– Саина, – строго сказала Леокадия Петровна, – тут в школе задержалась Айта из десятого класса, а по-моему, вам в одну сторону. Иди с ней, мне будет спокойнее.
От школы до моей панельки пройти нужно было два квартала, автобус в мою сторону не ходил. Вообще, я привыкла к этой дороге, но было одно место на пути, которое меня пугало.
Такие города, как наш, были расположены близко к лесотундре. Днём ещё ничего, но сумерки делали их совсем мрачными и крайне неуютными. Подобные города возникали из-за промышленных объектов, необходимых стране, и представителей иных наций в них было гораздо больше, чем якутов. После смерти папы мама увезла меня в большой город, в середине восьмидесятых ещё была работа, детские сады, школы. Но сейчас точно знаю, что город этот покинут и мёртв, девяностые внесли лепту.
Айту я, конечно, знала, её вся школа знала. Она была красавицей, и даже пацаны из младших классов по ней сохли. Кроме того, она была дочерью директора шахты, дающей работу всему городу, по тем временам мажорка.
– А разве её не забирают на машине? – наивно спросила я.
Леокадия Петровна обернулась ко мне с каким-то неодобрением.
– Её папу недавно сняли с должности, всё, какие ещё вопросы? Иди, она ждёт.
Вздохнув, я вышла из класса, портфель казался неестественно тяжёлым. Всю дорогу вниз по школьной лестнице меня занимала одна мысль: Кутх.
«Ну вот почему этот древний ворон так овладел моей несчастной головкой?»
В эти часы школа, конечно, была уже пуста, лишь только терпеливая гардеробщица тётя Мирра вязала носок, ждала, когда мы трое покинем школу, чтобы её закрыть.
Леокадия Петровна всегда задерживалась допоздна. Но её-то, кажется, забирал на «Жигулях» муж, а вот мы, бедные якутские девочки… Впрочем, Айта была чукчей, насколько я знала, наполовину. Её папа был казах, достигший больших высот в начальствующих сферах. А мама как раз из далёкого стойбища чукчей. Хотя такой же метиской была и я: дед – чукча, баба – якутка.
Айта стояла, повернувшись к школьному окну. Ох и роскошные у неё были косы, хотя к тому времени из моды они уже вышли. Я, кстати, тоже их по-прежнему носила, несмотря на насмешки одноклассниц.
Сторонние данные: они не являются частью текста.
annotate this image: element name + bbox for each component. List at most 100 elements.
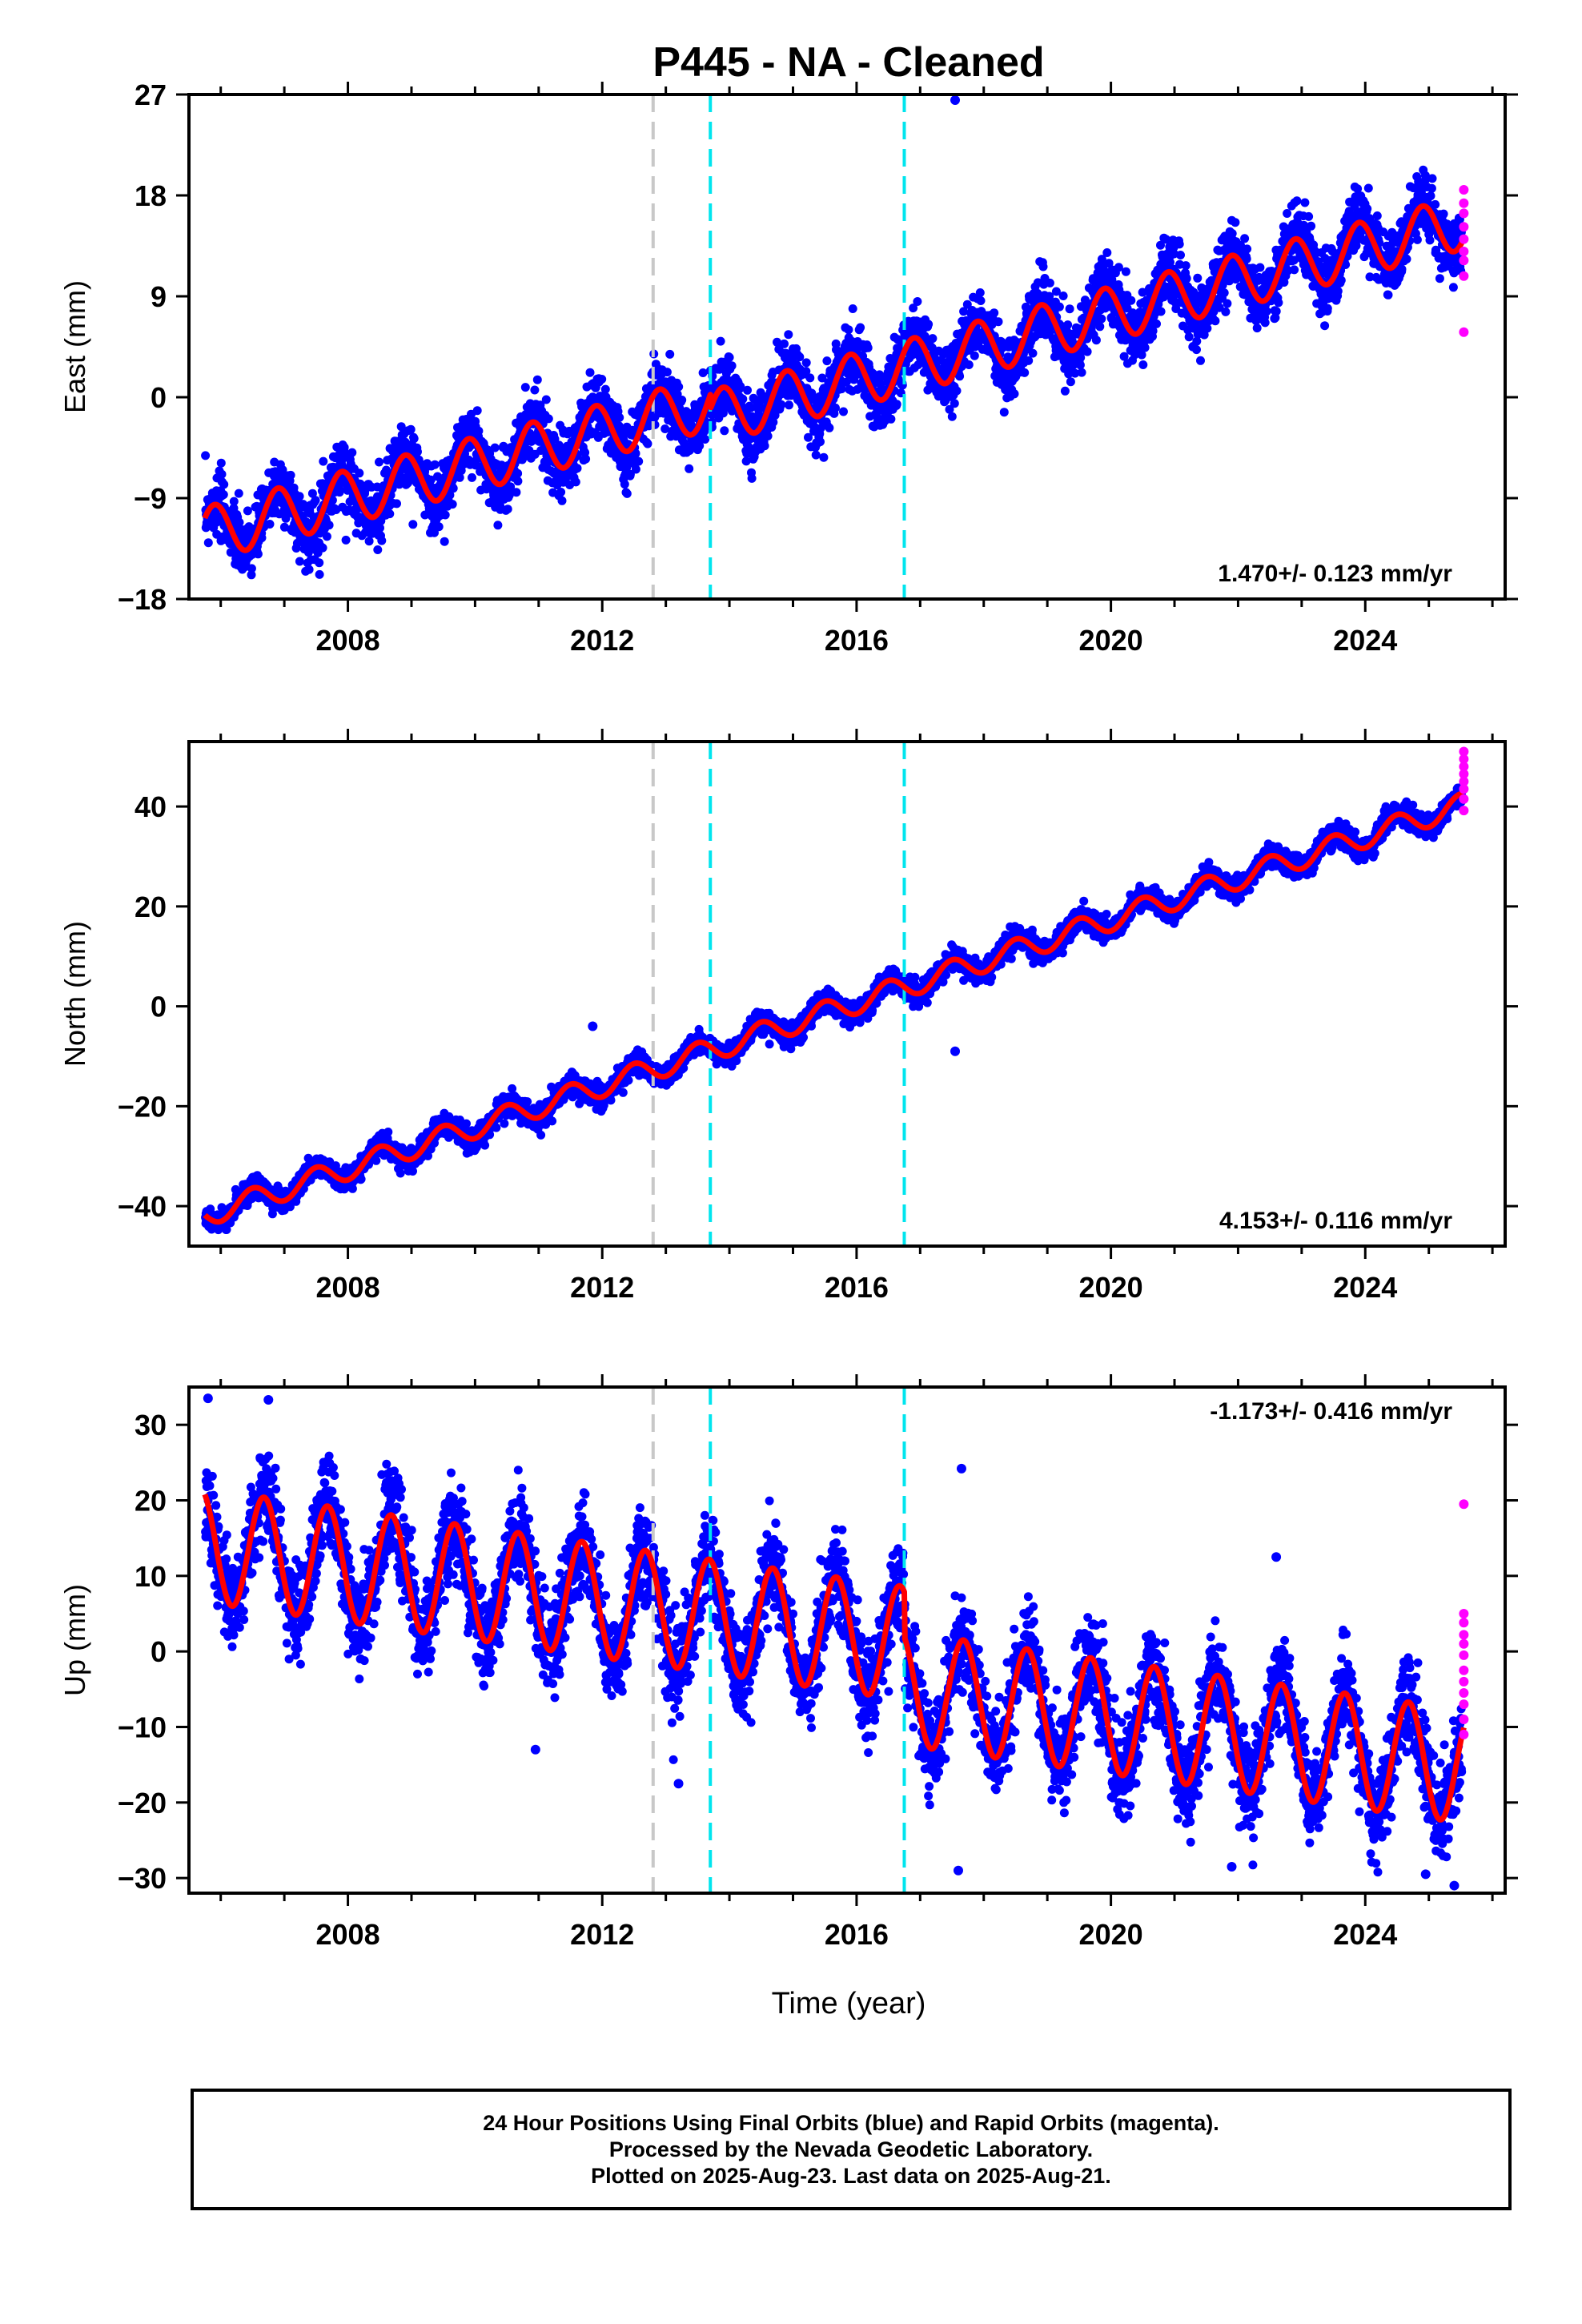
final-orbit-point [1082, 347, 1092, 356]
final-orbit-point [990, 308, 999, 318]
final-orbit-point [541, 395, 551, 404]
final-orbit-point [1307, 221, 1316, 231]
final-orbit-point [571, 477, 580, 487]
final-orbit-point [1156, 307, 1166, 316]
final-orbit-point [1097, 314, 1106, 324]
final-orbit-point [952, 386, 962, 396]
rapid-orbit-point [1459, 327, 1469, 337]
rapid-orbit-point [1459, 222, 1469, 232]
final-orbit-point [1255, 263, 1265, 272]
final-orbit-point [585, 368, 595, 377]
rapid-orbit-point [1459, 234, 1469, 244]
final-orbit-point [355, 468, 364, 478]
final-orbit-point [1383, 290, 1393, 300]
final-orbit-point [1252, 324, 1262, 333]
final-orbit-point [773, 337, 781, 347]
x-tick-label: 2016 [825, 624, 889, 657]
final-orbit-point [597, 375, 607, 384]
final-orbit-point [315, 558, 324, 568]
final-orbit-point [700, 427, 709, 436]
final-orbit-point [994, 317, 1003, 327]
final-orbit-point [975, 288, 985, 297]
final-orbit-point [1372, 211, 1382, 220]
final-orbit-point [631, 464, 640, 474]
final-orbit-point [950, 399, 959, 408]
final-orbit-point [408, 520, 418, 529]
final-orbit-point [472, 406, 482, 416]
final-orbit-point [725, 352, 734, 362]
final-orbit-point [406, 424, 416, 434]
final-orbit-point [817, 373, 827, 383]
final-orbit-point [769, 417, 778, 427]
final-orbit-point [203, 538, 213, 548]
final-orbit-point [801, 358, 811, 368]
final-orbit-point [243, 506, 252, 516]
final-orbit-point [665, 349, 675, 359]
final-orbit-point [685, 464, 694, 473]
final-orbit-point [1070, 368, 1080, 378]
final-orbit-point [304, 565, 314, 574]
final-orbit-point [219, 490, 228, 500]
final-orbit-point [1152, 319, 1161, 328]
final-orbit-point [377, 536, 387, 545]
final-orbit-point [716, 336, 725, 346]
x-tick-label: 2008 [316, 624, 380, 657]
rapid-orbit-point [1459, 198, 1469, 208]
final-orbit-point [512, 488, 521, 497]
final-orbit-point [1028, 348, 1038, 358]
final-orbit-point [674, 382, 684, 392]
final-orbit-point [763, 432, 773, 440]
x-tick-label: 2024 [1333, 624, 1397, 657]
final-orbit-point [1102, 248, 1112, 257]
final-orbit-point [409, 434, 419, 444]
final-orbit-point [373, 545, 383, 554]
figure-title: P445 - NA - Cleaned [652, 39, 1044, 86]
final-orbit-point [1427, 174, 1437, 183]
final-orbit-point [503, 505, 512, 514]
final-orbit-point [1323, 304, 1332, 313]
final-orbit-point [318, 543, 327, 553]
final-orbit-point [927, 343, 937, 352]
final-orbit-point [1181, 261, 1191, 271]
final-orbit-point [247, 570, 256, 580]
final-orbit-point [253, 549, 263, 559]
final-orbit-point [1063, 320, 1073, 330]
final-orbit-point [886, 414, 896, 424]
final-orbit-point [426, 475, 436, 485]
final-orbit-point [364, 537, 374, 546]
final-orbit-point [532, 375, 542, 384]
final-orbit-point [311, 496, 320, 505]
final-orbit-point [430, 460, 440, 469]
final-orbit-point [493, 521, 503, 530]
final-orbit-point [677, 396, 687, 404]
final-orbit-point [1320, 321, 1330, 331]
final-orbit-point [1435, 274, 1444, 283]
final-orbit-point [804, 432, 813, 442]
final-orbit-point [1121, 267, 1130, 276]
final-orbit-point [396, 422, 406, 432]
final-orbit-point [235, 517, 244, 527]
final-orbit-point [544, 414, 553, 424]
final-orbit-point [662, 368, 672, 377]
final-orbit-point [822, 356, 832, 366]
final-orbit-point [970, 351, 979, 360]
final-orbit-point [661, 424, 670, 433]
plot-area-north [201, 742, 1469, 1246]
final-orbit-point [924, 320, 934, 329]
final-orbit-point [216, 458, 226, 468]
final-orbit-point [1196, 356, 1205, 365]
final-orbit-point [339, 443, 349, 452]
final-orbit-point [201, 451, 211, 460]
final-orbit-point [520, 383, 530, 392]
final-orbit-point [1192, 345, 1201, 355]
final-orbit-point [1304, 211, 1314, 221]
final-orbit-point [1231, 218, 1240, 227]
final-orbit-point [1182, 274, 1191, 283]
final-orbit-point [844, 325, 853, 335]
final-orbit-point [234, 489, 243, 498]
final-orbit-points-north [201, 783, 1467, 1235]
final-orbit-point [837, 384, 846, 394]
final-orbit-point [322, 532, 331, 541]
final-orbit-point [1060, 386, 1070, 396]
final-orbit-point [1431, 199, 1440, 209]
Как я поняла по облачку дыма, девушка курила «Беломор».
Я застыла, очень стеснялась её красоты, того, что она всё-таки десятиклассница. Тётя Мирра со своего места бросила на нас осуждающий взгляд и вновь углубилась в вязание. Айта резко повернулась и насмешливо оглядела меня.
– Леокадия просила тебя не бросать, любимая ученица. Сейчас папин шофёр приедет, но вынуждена огорчить: мы его отпустим. – Она смяла пустую пачку сигарет, щелчком отбросила её. – Идейная? Комсомолка? Не куришь?
– Только вступила, – смутилась я. – Очень боюсь того места, где подступает лес. Можно на машине?
В ответ она протянула руку, коснулась моих волос, и всё нутро пронзило разрядом тока. В этой девушке таилась невероятная энергия.
– Нет, пешком. Не бойся, никто со мной не тронет. По линии мамы дед – чукотский шаман, по линии папы тоже всего хватает, поверь.
Мы попрощались с тётей Миррой и вышли на улицу. До наступления сумерек было уже недалеко. Тут же лихо подкатила «Волга», шофёр, молодой парень, высунулся по пояс, весело выкрикнул:
– Айта Арстамбаевна, такси подано!
– Ну хорошо, – она оглянулась на меня. – Володя, вези к двум панелькам, к глазу Келе!
Я умоляюще заломила руки, но нужно было знать Айту – кремень!
Молодой шофёр, который ей явно симпатизировал, рванул машину с места. С заднего сидения я со смущением и горечью наблюдала, как его наглая рука елозит по её коленке, открытой из-за короткого платья. Айта обернулась, почувствовав мой взгляд, и сбросила Володину руку.